Baurecht

Beschränkung der zulässigen Zahl der Wohneinheiten in gemischt genutzten Gebäuden

Aktenzeichen  1 ZB 16.1144

Datum:
12.3.2018
Rechtsgebiet:
Fundstelle:
BeckRS – 2018, 4343
Gerichtsart:
VGH
Gerichtsort:
München
Rechtsweg:
Verwaltungsgerichtsbarkeit
Normen:
BauGB § 1 Abs. 3, § 9 Abs. 1 Nr. 6, § 31 Abs. 2, § 215 Abs. 1 Nr. 2, § 233 Abs. 2 S. 3
BayBO Art. 65 Abs. 1 S. 2
GG Art. 103 Abs. 1
VwGO § 108 Abs. 2, § 117 Abs. 2 Nr. 5

 

Leitsatz

1. Nach § 9 Abs. 1 Nr. 6 BauGB kann durch Festsetzungen eines Bebauungsplans zur maximal zulässigen Zahl von Wohneinheiten in Wohngebäuden die Beschränkung der Zahl der Wohneinheiten auch in solchen Gebäuden erfolgen, in denen die Wohnnutzung im Verhältnis zu den anderen Nutzungen nicht nur von untergeordneter Bedeutung ist. (Rn. 4) (redaktioneller Leitsatz)
2. Die Funktionslosigkeit einer Festsetzung eines Bebauungsplans ist nur anzunehmen, wenn die Verhältnisse im Plangebiet in ihrer tatsächlichen Entwicklung einen Zustand erreicht haben, der eine Verwirklichung der Festsetzung auf unabsehbare Zeit ausschließt und darüber hinaus diese Entwicklung so offenkundig ist, dass sie ein in die Fortgeltung der Festsetzung gesetztes Vertrauen nicht mehr rechtfertigt. (Rn. 8) (redaktioneller Leitsatz)
3. Ein Begründungsmangel (§ 117 Abs. 2 Nr. 5 VwGO) liegt nur vor, wenn die Entscheidungsgründe rational nicht nachvollziehbar, sachlich inhaltslos oder aus sonstigen Gründen derart unbrauchbar sind, dass sie unter keinem denkbaren Gesichtspunkt geeignet sind, den Urteilstenor zu tragen. (Rn. 18) (redaktioneller Leitsatz)

Verfahrensgang

1 K 15.3533 2016-02-16 Urt VGMUENCHEN VG München

Tenor

I. Der Antrag auf Zulassung der Berufung wird abgelehnt.
II. Die Klägerin trägt die Kosten des Zulassungsverfahrens.

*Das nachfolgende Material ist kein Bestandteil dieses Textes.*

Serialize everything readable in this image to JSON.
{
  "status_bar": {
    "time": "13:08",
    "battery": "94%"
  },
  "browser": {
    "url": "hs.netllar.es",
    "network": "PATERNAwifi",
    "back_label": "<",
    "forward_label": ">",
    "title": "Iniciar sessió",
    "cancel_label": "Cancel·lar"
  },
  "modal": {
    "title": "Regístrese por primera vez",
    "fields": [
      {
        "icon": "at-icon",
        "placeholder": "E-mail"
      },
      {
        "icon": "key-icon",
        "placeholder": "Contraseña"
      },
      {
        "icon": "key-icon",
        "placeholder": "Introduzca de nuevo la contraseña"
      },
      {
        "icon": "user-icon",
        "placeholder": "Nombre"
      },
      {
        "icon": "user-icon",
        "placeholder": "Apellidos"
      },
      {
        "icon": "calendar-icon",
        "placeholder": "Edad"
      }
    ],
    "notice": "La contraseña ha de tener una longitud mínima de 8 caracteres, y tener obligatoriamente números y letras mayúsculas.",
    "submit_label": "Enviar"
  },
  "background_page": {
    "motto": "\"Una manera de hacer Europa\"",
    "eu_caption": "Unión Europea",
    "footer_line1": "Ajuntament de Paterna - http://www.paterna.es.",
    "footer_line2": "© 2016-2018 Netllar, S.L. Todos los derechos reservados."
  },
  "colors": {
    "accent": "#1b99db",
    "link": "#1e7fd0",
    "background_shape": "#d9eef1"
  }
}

Die Beigeladene trägt ihre außergerichtlichen Kosten selbst.
III. Der Streitwert für das Zulassungsverfahren wird auf 5.000‚- Euro festgesetzt.

Gründe

Die Klägerin begehrt die Erteilung einer Baugenehmigung für die Nutzungsänderung von Gewerbe- in Wohnnutzung. Das Grundstück FlNr. …, Gemarkung H… (Baugrundstück), auf dem sich das streitgegenständliche Gebäude befindet, liegt im Umgriff des Bebauungsplans „G…“ der Beigeladenen vom 22. April 1991 in der Fassung der Änderungssatzung vom 10. Juni 1996 (im Folgenden: Bebauungsplan). In Nr. 15 der textlichen Festsetzungen des Bebauungsplans ist geregelt: „Im Bereich des Mischgebietes (MI) sind je Wohngebäude max. 4 Wohneinheiten zulässig. Wohngebäude in Form von Doppelhäusern dürfen insgesamt nicht mehr als 4 Wohneinheiten enthalten (§ 9 Abs. 1 Nr. 6 BauGB)“. Mit Bescheid vom 14. Juli 2015 lehnte das Landratsamt den Bauantrag der Klägerin auf Zulassung einer Wohnnutzung im Dachgeschoss des Gebäudes auf dem Baugrundstück ab. Eine Wohnnutzung sei aufgrund der Festsetzung Nr. 15 des Bebauungsplans unzulässig‚ da sich in dem Gebäude bereits vier Wohneinheiten befänden. Das Verwaltungsgericht hat die erhobene Klage mit Urteil vom 16. Februar 2016 abgewiesen. Die Festsetzung, die die Zahl der Wohneinheiten beschränke, sei wirksam. Die Klägerin habe deshalb keinen Anspruch auf Erteilung der Baugenehmigung für eine Wohnnutzung. Diese könne auch nicht im Wege einer Befreiung von den Festsetzungen des Bebauungsplans erteilt werden‚ da die Grundzüge der Planung berührt seien.
Der Antrag auf Zulassung der Berufung hat keinen Erfolg. Die geltend gemachten Zulassungsgründe‚ auf deren Prüfung der Senat beschränkt ist, liegen nicht vor oder werden nicht dargelegt (§ 124a Abs. 4 Satz 4, Abs. 5 Satz 2 VwGO).
1. An der Richtigkeit des angegriffenen Urteils bestehen keine ernstlichen Zweifel im Sinn von § 124 Abs. 2 Nr. 1 VwGO. Ernstliche Zweifel, die die Zulassung der Berufung rechtfertigen, sind zu bejahen, wenn ein einzelner tragender Rechtssatz oder eine einzelne erhebliche Tatsachenfeststellung des Verwaltungsgerichts mit schlüssigen Argumenten in Frage gestellt wird (vgl. BVerfG, B.v. 20.12.2010 – 1 BvR 2011/10 – NVwZ 2011, 546) und die Zweifel an der Richtigkeit einzelner Begründungselemente auf das Ergebnis durchschlagen (vgl. BVerwG, B.v. 10.3.2004 – 7 AV 4.03 – DVBl 2004, 838). Das ist hier nicht der Fall.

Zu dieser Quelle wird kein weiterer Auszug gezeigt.